– Ленту, ленту, капитан! Мы их прикроем…
Иван проснулся, чувствуя, что сердце его заливает горечь, словно вся муть и накипь последних недель поднялись со дна души и он вот-вот захлебнется ею.
Была глубокая, глухая, как черная стена у самых глаз, ночь. От кирки, от молотка, от ненавистной работы на немцев ломило руки. Близкое дыхание северного моря росой лежала на горячем лбу.
«Значит, изменником считаешь?» – угрюмо и горько спросил про себя Иван, широко открытыми глазами глядя в темень, в невидимый потолок, еще чувствуя на ладони тепло Елкиных пальцев и дивясь ясности сновидения.
Заснул он второй раз под самое утро и сразу увидел себя в переполненном народом зале кронштадтского ДКАФа. На сцене, поблескивая пуговицами кителей и орденами, заседал флотский трибунал, судивший их пятерку за измену Родине.
– Подсудимый Корнев, признаете себя виновным? – спросил холодный отчетливый голос председателя трибунала.
– Н-не знаю…– запнувшись, не сразу ответил Иван.
Зал глухо зашумел, и особенно поразило Ивана, что председатель не стал призывать к порядку. Значит, в душе их уже осудили все. Знакомый зал смотрел на него, бывшего знатного рулевого флота, тысячью ненавидящих глаз. Было очень людно. Матросы и офицеры стояли во всех проходах, сидели на подоконниках. Пришло много ребят и из Девятого Кронштадтского полка, и это не казалось удивительным, кому же, как не погибшим однополчанам, и было судить их?
Но когда уже стало очевидно и доказано, что они виноваты в работе на немцев, вдруг со скамьи подсудимых медленно поднялся Шмелев и в общем тяжелом и явно враждебном молчании сказал:
– Разрешите приобщить к делу один документ.
Был он в порванной и грязной фланелевке рядового матроса, только на груди его горело что-то, переливаясь живым и ярким огнем, и Иван понял, что так необычно горит само сердце капитан-лейтенанта.

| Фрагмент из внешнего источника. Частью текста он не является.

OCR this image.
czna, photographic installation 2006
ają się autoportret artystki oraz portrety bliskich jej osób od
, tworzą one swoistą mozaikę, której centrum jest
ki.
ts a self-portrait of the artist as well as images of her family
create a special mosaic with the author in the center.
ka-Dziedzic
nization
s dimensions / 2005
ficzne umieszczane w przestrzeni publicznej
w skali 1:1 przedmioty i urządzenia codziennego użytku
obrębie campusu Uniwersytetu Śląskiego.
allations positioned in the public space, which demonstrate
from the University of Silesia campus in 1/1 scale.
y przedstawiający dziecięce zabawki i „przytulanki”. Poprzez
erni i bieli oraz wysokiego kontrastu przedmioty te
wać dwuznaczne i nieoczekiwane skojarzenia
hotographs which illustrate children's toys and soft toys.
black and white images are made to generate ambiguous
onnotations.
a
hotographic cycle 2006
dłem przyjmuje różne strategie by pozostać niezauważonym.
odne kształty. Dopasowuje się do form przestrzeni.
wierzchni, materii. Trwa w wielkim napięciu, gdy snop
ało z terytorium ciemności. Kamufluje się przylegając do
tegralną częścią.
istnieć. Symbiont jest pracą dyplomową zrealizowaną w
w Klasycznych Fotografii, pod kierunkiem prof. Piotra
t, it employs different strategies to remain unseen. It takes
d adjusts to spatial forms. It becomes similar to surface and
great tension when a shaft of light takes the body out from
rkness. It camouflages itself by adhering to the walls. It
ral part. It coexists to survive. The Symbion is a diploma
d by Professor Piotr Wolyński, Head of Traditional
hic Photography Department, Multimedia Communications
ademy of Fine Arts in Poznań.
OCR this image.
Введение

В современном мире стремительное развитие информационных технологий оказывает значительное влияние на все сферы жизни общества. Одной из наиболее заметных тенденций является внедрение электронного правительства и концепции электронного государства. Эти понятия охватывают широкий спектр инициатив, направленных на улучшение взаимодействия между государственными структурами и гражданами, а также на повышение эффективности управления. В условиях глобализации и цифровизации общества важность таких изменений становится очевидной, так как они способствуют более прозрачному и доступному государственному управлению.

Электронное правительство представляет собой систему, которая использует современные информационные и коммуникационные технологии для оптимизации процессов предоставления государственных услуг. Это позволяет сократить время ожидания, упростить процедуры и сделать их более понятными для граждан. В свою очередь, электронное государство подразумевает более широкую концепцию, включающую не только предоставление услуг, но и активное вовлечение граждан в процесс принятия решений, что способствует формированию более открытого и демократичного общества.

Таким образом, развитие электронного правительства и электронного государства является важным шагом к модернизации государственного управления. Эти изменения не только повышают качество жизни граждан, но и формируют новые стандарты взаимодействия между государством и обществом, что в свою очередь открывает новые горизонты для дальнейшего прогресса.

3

Небритый, с коленками, обвязанными лохматым тряпьем, худой и страшный, Шмелев достал из-за выреза фланелевки истертое, почерневшее, славно обугленное, полковое знамя и положил его на стол перед трибуналом…
– …Оправдали нас,– хмуро сказал Иван Егору Силову, пеленавшему ноги рваными портянками на нарах рядом, и со всеми подробностями пересказал сон.
Егор не удивился и не стал переспрашивать.
– Конечно, должны оправдать,– определил он таким серьезным тоном, будто суд был совсем не во сне.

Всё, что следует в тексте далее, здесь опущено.